Sir,

In order to address the public concern that the use of mobile phones could increase the risk of brain tumours Schoemaker et al have conducted a case–control study to assess the risk of acoustic neuroma in relation to mobile phone use in 678 cases and 3553 controls. They concluded ‘there was no association of risk with the duration of use, lifetime cumulative hours of use or number of calls, for phone use overall, or for type of phone’. However, they found an increased risk for tumour ipsilateral to the side most used, for use of phone for 10 years or longer.

When addressing a public concern, the strength of evidence for harmlessness is as relevant as evidence for harm. The study by Schoemaker et al (2005) fails to present this.

The quality of the exposure data for the study was entirely dependent on the accuracy of recall by subjects for up to and over 10 years, though this was not substantiated by reference to cross-checking with billing data to determine the margins of error. The accuracy of the recall of this data is crucial but not substantiated in the paper. In fact, the authors refer to the study by Parslow et al, which found substantial misclassification in recall data on mobile phone use, but appear not to have not appreciated the significance of this for Type 2 errors and their conclusions.

Parslow et al (2003) found only modest correlation between recall data about mobile phone use from 93 volunteers and their outgoing phone bills over a 6-month period, concluding that ‘self reported mobile phone use may not fully represent patterns of mobile phone use’. Similar findings were obtained by Samkange-Zeeb et al (2004) and Shum et al (2005).

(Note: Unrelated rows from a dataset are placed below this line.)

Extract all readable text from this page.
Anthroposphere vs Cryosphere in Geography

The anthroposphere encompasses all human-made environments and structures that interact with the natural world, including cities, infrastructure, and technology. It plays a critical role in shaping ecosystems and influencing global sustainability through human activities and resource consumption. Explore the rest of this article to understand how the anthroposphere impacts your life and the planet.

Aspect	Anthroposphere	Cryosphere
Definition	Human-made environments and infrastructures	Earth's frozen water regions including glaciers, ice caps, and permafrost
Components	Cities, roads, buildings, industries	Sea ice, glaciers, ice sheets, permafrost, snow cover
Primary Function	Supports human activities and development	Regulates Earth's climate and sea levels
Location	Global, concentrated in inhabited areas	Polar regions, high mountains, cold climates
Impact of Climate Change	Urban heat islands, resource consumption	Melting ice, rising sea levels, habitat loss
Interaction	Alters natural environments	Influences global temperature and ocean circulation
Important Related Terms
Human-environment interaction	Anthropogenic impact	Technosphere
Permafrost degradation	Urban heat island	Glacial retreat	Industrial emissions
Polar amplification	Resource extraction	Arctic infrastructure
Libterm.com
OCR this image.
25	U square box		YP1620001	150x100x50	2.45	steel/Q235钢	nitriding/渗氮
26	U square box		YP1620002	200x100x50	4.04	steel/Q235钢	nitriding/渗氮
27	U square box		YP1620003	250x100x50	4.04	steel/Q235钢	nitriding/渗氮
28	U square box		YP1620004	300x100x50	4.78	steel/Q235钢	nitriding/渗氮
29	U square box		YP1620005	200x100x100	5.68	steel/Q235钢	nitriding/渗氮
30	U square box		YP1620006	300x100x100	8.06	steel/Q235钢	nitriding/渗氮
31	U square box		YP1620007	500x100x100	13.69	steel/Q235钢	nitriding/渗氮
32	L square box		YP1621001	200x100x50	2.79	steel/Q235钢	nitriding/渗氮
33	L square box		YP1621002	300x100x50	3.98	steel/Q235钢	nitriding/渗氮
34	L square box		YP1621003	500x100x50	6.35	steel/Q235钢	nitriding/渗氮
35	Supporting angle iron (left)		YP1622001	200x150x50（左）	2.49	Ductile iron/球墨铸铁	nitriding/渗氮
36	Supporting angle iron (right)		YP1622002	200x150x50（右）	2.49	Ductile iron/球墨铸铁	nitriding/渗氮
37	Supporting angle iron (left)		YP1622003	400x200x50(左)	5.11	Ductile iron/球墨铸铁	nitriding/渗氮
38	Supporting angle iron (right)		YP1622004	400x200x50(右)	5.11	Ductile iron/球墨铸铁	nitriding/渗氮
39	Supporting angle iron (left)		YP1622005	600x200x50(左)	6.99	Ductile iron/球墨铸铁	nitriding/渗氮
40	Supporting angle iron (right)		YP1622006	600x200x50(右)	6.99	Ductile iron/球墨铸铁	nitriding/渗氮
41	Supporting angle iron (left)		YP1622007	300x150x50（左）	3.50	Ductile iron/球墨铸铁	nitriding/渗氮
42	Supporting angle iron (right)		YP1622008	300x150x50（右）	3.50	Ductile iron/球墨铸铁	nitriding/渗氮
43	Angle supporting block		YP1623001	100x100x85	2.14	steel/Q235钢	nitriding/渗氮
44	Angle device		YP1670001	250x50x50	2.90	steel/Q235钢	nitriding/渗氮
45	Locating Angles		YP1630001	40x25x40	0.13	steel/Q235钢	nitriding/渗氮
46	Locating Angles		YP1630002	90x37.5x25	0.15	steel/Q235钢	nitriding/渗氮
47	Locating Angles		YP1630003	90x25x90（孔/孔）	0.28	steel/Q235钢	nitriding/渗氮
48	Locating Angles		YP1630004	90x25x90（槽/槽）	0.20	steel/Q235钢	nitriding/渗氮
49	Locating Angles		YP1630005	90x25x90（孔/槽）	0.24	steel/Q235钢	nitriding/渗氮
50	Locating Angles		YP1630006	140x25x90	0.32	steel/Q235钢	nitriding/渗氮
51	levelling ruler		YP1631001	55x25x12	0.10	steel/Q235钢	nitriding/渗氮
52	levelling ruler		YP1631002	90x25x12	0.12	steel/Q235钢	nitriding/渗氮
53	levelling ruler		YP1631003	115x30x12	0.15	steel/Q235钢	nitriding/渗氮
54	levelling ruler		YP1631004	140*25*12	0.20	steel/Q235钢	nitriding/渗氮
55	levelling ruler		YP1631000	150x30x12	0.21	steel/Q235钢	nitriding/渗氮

These studies found problems in recall data over relatively short periods of time, yet Shoemaker et al, place reliance on recall for up to and over 10 years. Inaccurate data will cause substantial misclassification, which will dilute any real effect on acoustic neuroma of cumulative use or number of calls thereby increasing the likelihood of Type 2 error, and considerably diminishes the ability to offer genuine reassurance to the public about the harmlessness of mobile phones. This major limitation is not reflected in the conclusions or abstract of the paper. By contrast the finding of increased acoustic neuroma risk after 10 years of mobile phone use, depending simply on recall of first use, is least likely to be erroneous (Type 1) and is the better substantiated finding in their study.